Below is a list of  9 model variations. Choose two to focus on for your comparison. 

Option	Model Name	Notes
1	Random Forest (100)	A strong baseline model using 100 decision trees.
2	Random Forest (200, max_depth=10)	Adds more trees, but limits tree depth to reduce overfitting.
3	AdaBoost (100)	Boosting method that focuses on correcting previous errors.
4	AdaBoost (200, lr=0.5)	More iterations and slower learning for better generalization.
5	Gradient Boosting (100)	Boosting approach using gradient descent.
6	Voting (DT + SVM + NN)	Combines diverse models by averaging their predictions.
7	Voting (RF + LR + KNN)	Another mix of different model types.
8	Bagging (DT, 100)	Builds many trees in parallel on different samples.
9	MLP Classifier	A basic neural network with one hidden layer.
 

In [None]:
# Helper function to train and evaluate models
def evaluate_model(name, model, X_train, y_train, X_test, y_test, results):
    model.fit(X_train, y_train)

    y_train_pred = model.predict(X_train)
    y_test_pred = model.predict(X_test)

    train_acc = accuracy_score(y_train, y_train_pred)
    test_acc = accuracy_score(y_test, y_test_pred)
    train_f1 = f1_score(y_train, y_train_pred, average="weighted")
    test_f1 = f1_score(y_test, y_test_pred, average="weighted")

    print(f"\n{name} Results")
    print("Confusion Matrix (Test):")
    print(confusion_matrix(y_test, y_test_pred))
    print(f"Train Accuracy: {train_acc:.4f}, Test Accuracy: {test_acc:.4f}")
    print(f"Train F1 Score: {train_f1:.4f}, Test F1 Score: {test_f1:.4f}")

    results.append(
        {
            "Model": name,
            "Train Accuracy": train_acc,
            "Test Accuracy": test_acc,
            "Train F1": train_f1,
            "Test F1": test_f1,
        }
    )

Here's how to create the different types of ensemble models listed above (you don't need to do all of them yourself.
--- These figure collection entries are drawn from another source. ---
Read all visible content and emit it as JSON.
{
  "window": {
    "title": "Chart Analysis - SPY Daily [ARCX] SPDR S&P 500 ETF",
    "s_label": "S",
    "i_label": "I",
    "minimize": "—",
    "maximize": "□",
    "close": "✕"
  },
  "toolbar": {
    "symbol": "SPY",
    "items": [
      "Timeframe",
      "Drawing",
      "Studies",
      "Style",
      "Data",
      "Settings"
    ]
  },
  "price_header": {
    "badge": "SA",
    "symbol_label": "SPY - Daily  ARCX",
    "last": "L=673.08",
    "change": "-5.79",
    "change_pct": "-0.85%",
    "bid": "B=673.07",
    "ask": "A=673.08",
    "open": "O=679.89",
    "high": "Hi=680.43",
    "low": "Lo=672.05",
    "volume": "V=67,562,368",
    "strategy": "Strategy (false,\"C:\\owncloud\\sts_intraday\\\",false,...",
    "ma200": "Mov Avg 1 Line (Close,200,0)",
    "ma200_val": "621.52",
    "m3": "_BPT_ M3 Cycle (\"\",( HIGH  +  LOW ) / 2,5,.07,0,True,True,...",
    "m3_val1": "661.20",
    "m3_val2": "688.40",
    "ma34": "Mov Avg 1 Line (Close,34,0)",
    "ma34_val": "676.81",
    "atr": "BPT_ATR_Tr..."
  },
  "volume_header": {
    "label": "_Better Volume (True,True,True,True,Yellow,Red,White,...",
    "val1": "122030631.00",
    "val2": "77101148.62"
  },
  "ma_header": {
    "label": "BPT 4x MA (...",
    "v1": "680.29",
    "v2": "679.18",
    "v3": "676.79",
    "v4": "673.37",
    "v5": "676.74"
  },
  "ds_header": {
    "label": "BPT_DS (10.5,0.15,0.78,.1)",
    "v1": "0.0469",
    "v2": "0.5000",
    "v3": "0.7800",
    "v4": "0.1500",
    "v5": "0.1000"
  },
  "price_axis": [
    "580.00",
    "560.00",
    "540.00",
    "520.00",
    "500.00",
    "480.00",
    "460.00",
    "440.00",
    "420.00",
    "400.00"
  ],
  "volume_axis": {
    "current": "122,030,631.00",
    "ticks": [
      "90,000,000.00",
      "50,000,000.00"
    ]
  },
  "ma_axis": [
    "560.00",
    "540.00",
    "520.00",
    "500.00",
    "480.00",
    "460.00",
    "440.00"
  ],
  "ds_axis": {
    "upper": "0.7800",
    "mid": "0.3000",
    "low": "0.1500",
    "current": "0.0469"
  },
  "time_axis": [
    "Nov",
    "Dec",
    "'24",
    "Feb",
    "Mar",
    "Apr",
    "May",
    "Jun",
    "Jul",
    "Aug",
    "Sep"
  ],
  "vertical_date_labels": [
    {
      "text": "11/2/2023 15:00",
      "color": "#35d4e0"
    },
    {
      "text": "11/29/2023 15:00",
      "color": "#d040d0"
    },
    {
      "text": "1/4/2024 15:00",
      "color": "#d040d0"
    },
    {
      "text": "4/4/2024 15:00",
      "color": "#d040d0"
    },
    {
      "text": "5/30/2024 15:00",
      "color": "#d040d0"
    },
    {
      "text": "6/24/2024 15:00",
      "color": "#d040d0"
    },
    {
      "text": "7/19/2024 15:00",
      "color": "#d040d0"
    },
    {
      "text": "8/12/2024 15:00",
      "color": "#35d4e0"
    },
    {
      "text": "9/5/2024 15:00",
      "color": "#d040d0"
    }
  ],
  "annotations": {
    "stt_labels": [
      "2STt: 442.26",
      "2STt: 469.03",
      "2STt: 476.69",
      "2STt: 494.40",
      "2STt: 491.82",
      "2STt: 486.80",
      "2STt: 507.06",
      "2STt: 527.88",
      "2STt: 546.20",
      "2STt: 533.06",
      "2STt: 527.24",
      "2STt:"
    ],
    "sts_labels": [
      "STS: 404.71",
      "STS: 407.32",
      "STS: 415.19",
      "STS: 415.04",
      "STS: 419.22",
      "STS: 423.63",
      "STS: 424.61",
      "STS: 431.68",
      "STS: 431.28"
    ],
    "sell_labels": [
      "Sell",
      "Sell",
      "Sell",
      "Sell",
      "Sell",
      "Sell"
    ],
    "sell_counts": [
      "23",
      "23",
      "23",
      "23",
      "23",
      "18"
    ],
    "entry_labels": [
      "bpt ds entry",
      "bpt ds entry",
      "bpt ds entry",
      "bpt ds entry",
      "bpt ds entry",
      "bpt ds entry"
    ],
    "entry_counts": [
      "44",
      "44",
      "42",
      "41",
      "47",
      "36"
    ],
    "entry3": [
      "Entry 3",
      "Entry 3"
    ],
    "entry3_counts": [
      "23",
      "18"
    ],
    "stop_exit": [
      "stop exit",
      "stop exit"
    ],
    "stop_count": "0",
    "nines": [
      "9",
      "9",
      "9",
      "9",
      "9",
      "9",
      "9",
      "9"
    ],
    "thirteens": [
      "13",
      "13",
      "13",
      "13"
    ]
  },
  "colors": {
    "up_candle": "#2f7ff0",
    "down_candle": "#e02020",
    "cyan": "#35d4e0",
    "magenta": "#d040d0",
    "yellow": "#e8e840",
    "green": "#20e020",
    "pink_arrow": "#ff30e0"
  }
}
Choose 2 - we have a whole team working on this.)

In [None]:
results = []

In [None]:
# 1. Random Forest
evaluate_model(
    "Random Forest (100)",
    RandomForestClassifier(n_estimators=100, random_state=42),
    X_train,
    y_train,
    X_test,
    y_test,
    results,
)



# 9. MLP Classifier 
evaluate_model(
    "MLP Classifier",
    MLPClassifier(hidden_layer_sizes=(100,), max_iter=1000, random_state=42),
    X_train,
    y_train,
    X_test,
    y_test,
    results,
)



Random Forest (100) Results
Confusion Matrix (Test):
[[  0  13   0]
 [  0 256   8]
 [  0  15  28]]
Train Accuracy: 1.0000, Test Accuracy: 0.8875
Train F1 Score: 1.0000, Test F1 Score: 0.8661

MLP Classifier Results
Confusion Matrix (Test):
[[  0  13   0]
 [  0 257   7]
 [  0  30  13]]
Train Accuracy: 0.8514, Test Accuracy: 0.8438
Train F1 Score: 0.8141, Test F1 Score: 0.8073


Section 6. Compare Results 

In [None]:
# Create a table of results 
results_df = pd.DataFrame(results)

print("\nSummary of All Models:")
display(results_df)



Summary of All Models:


Unnamed: 0,Model,Train Accuracy,Test Accuracy,Train F1,Test F1
0,Random Forest (100),1.0,0.8875,1.0,0.866056
1,MLP Classifier,0.851446,0.84375,0.814145,0.807318


Recommendation: See if you can add gap calculations to your results and sort the table by test accuracy to find the best models more efficiently. 

## Section 7. Conclusions and Insights

The RandomForest has excellent performance on the training data, but perfect training accuracy suggests overfitting. It does very well on the test set, especially at correctly identifying Medium quality wines. However, it struggles most with Low-quality wines, probably due to class imbalance.The MLP Classifier is less overfit because tbe performance on train/test is closer together. It has lower overall performance than Random Forest.
This is likely impacted by the lack of class balance and possibly not enough hidden complexity for this problem.

The Random Forest is more accurate overall but shows signs of overfitting. Still, it performs best in terms of test metrics, so it's likely the better model. MLP Classifier is more balanced and less prone to overfitting, but underperforms compared to Random Forest.

Considering another students work with the Voting Classifier, it shows that the ensemble does not overfit as much and is more balanced. It has a slightly lower performance than Random Forest, but it's more conservative and robust.